De pronto miro el reloj: Van a ser las cinco de la mañana. En máximo tres horas más los gemelos van a despertar y yo estoy a una copa de terminar de perder el autocontrol. Hago un esfuerzo y le explico la situación a Paula, me entiende y quedamos en vernos la siguiente noche.

Su beso se siente cálido, infinito.

Si acaso algo bueno tiene la rutina del estrés es que el cuerpo está acostumbrado a descansar poco. Fernando y Oscar se levantaron cerca de las nueve y media, nos vinimos a tomar desayuno y ahora ambos juegan en la piscina mientras yo los veo desde mi silla.

No pude estar más de un día sin ver mi email. «No puedes llegar tan alto si no tienes obsesiones» es lo que suelo decirme para apaciguar la culpa. El del trabajo, fuera de un par de pendientes estaba todo en orden, el mail personal lo mismo, excepto por un recordatorio de que mi mujer (mi “ex”, aún no me acostumbro) está de cumpleaños esta semana.

Enviado a la papelera.

“Seleccionar todos” / “Borrar”, mi ojo experto alcanzó a detectar un asunto extraño: “Entrega de resultados de exámenes”. Vienen los resultados de una biopsia y como no soy médico no estoy seguro de cuál es el diagnóstico.

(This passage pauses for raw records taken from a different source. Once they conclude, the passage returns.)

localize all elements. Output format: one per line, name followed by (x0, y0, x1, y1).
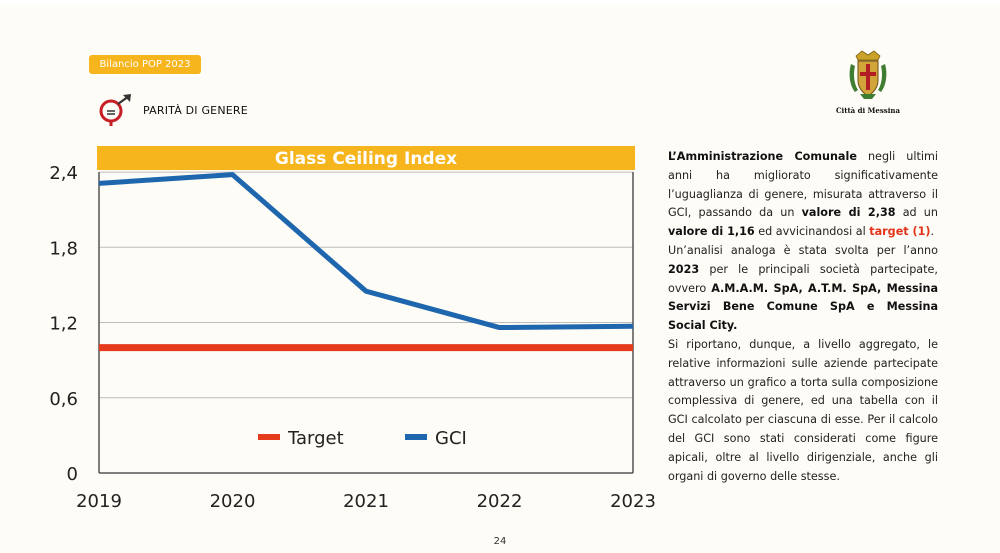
x-tick-label: 2020 (210, 491, 256, 512)
section-header: PARITÀ DI GENERE (97, 94, 248, 126)
x-tick-label: 2022 (477, 491, 523, 512)
text-run: . (930, 225, 935, 239)
text-year: 2023 (668, 262, 700, 276)
x-tick-label: 2019 (76, 491, 122, 512)
text-run: per le principali società partecipate, o… (668, 262, 938, 295)
text-admin: L’Amministrazione Comunale (668, 150, 857, 163)
city-name: Città di Messina (835, 106, 901, 115)
page-number: 24 (493, 536, 507, 547)
report-badge: Bilancio POP 2023 (89, 55, 201, 74)
y-tick-label: 1,8 (49, 238, 78, 259)
paragraph-1: L’Amministrazione Comunale negli ultimi … (668, 148, 938, 242)
text-run: ad un (895, 206, 938, 220)
paragraph-3: Si riportano, dunque, a livello aggregat… (668, 337, 938, 483)
top-strip (0, 0, 1000, 5)
description: L’Amministrazione Comunale negli ultimi … (668, 148, 938, 486)
glass-ceiling-chart: Glass Ceiling Index 0 0,6 1,2 1,8 2,4 2019 2020… (49, 146, 655, 512)
text-run: ed avvicinandosi al (754, 225, 870, 239)
y-tick-label: 0 (67, 464, 78, 485)
chart-title-bar (97, 146, 635, 170)
text-run: negli ultimi anni ha migliorato signific… (668, 150, 939, 220)
legend-label-target: Target (287, 428, 344, 449)
text-value-end: valore di 1,16 (668, 225, 755, 239)
legend-label-gci: GCI (435, 428, 467, 449)
x-tick-label: 2023 (610, 491, 655, 512)
paragraph-2: Un’analisi analoga è stata svolta per l’… (668, 242, 938, 336)
text-target: target (1) (869, 225, 931, 239)
series-line-gci (98, 172, 634, 331)
x-tick-label: 2021 (343, 491, 389, 512)
section-title: PARITÀ DI GENERE (143, 103, 248, 117)
chart-title: Glass Ceiling Index (275, 149, 457, 169)
text-run: Un’analisi analoga è stata svolta per l’… (668, 243, 938, 257)
y-tick-label: 0,6 (49, 389, 78, 410)
text-companies: A.M.A.M. SpA, A.T.M. SpA, Messina Serviz… (668, 281, 938, 333)
y-tick-label: 1,2 (49, 314, 78, 335)
text-value-start: valore di 2,38 (801, 206, 896, 220)
city-crest-icon (849, 50, 887, 99)
y-tick-label: 2,4 (49, 163, 78, 184)
gender-symbol-icon (99, 94, 131, 126)
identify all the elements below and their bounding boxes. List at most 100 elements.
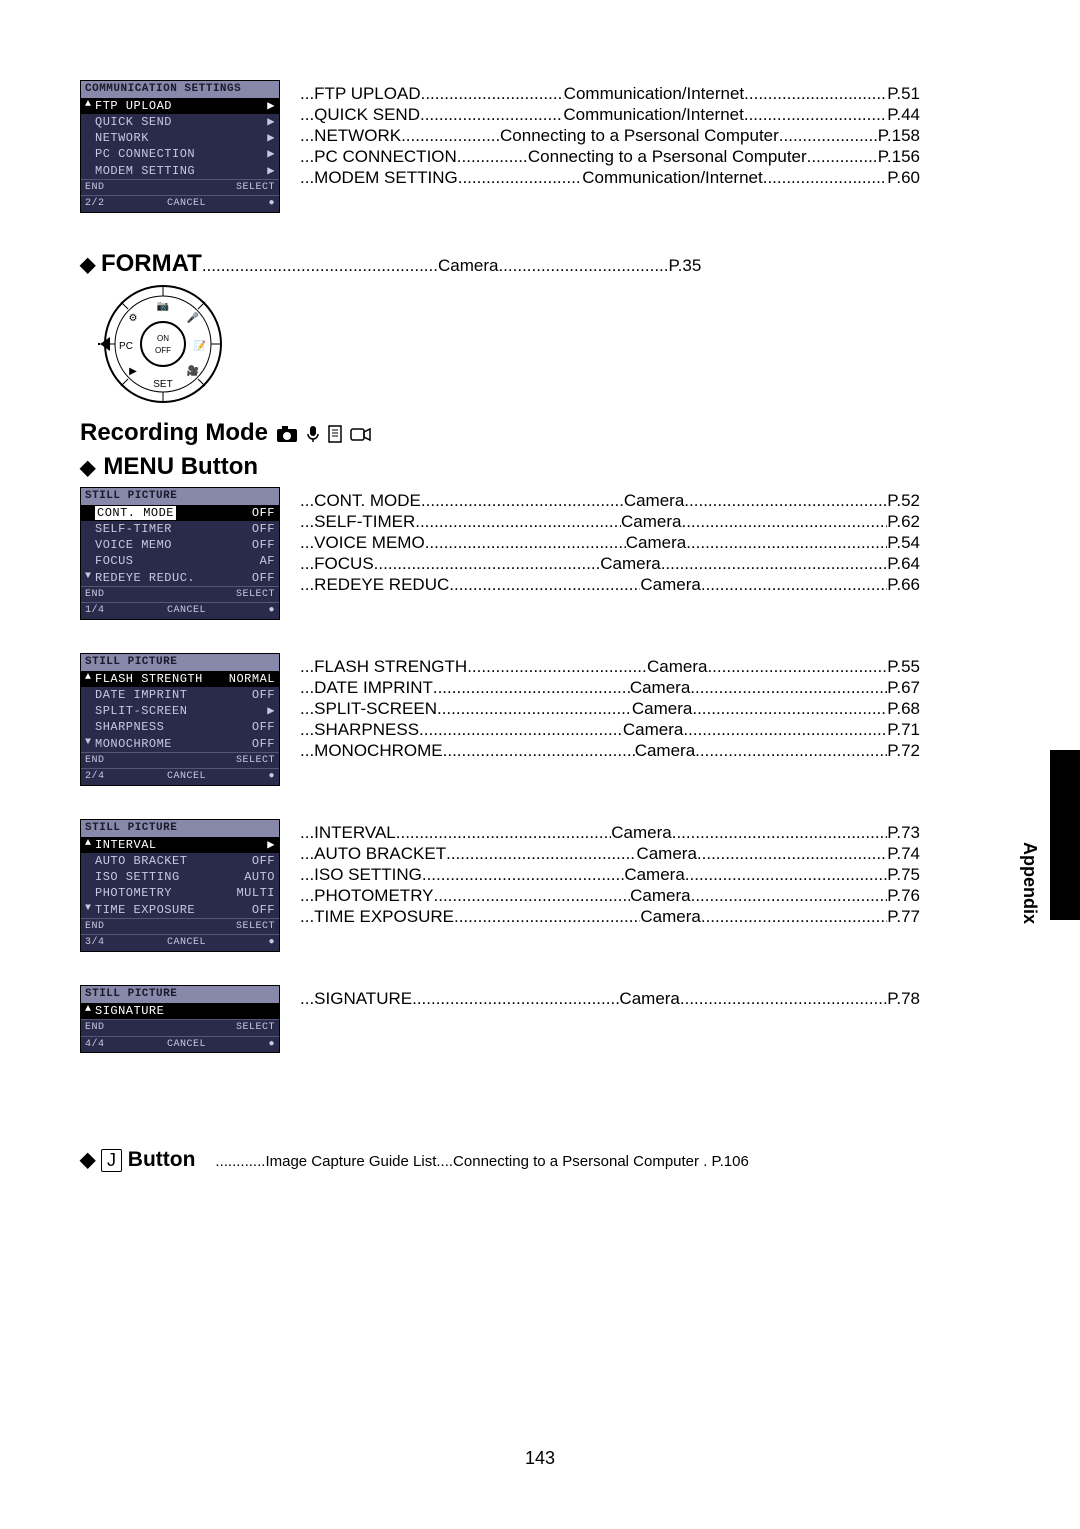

El nombre de la clínica me llama la atención, nunca la había oído.

Dejo el celular a un lado y me sumerjo en pensamientos aleatorios que parten por adivinar quién es la persona de los exámenes, pienso en averiguar del tema más tarde y también en hacerme un chequeo preventivo. Pienso luego en Paula justo cuando una sombra me tapa el sol, es ella y creo que al chequeo debo sumarle una visita al oftalmólogo porque hoy se ve mil veces más linda que anoche. Aunque es posible que el beso de anoche haya cambiado mi percepción de ella.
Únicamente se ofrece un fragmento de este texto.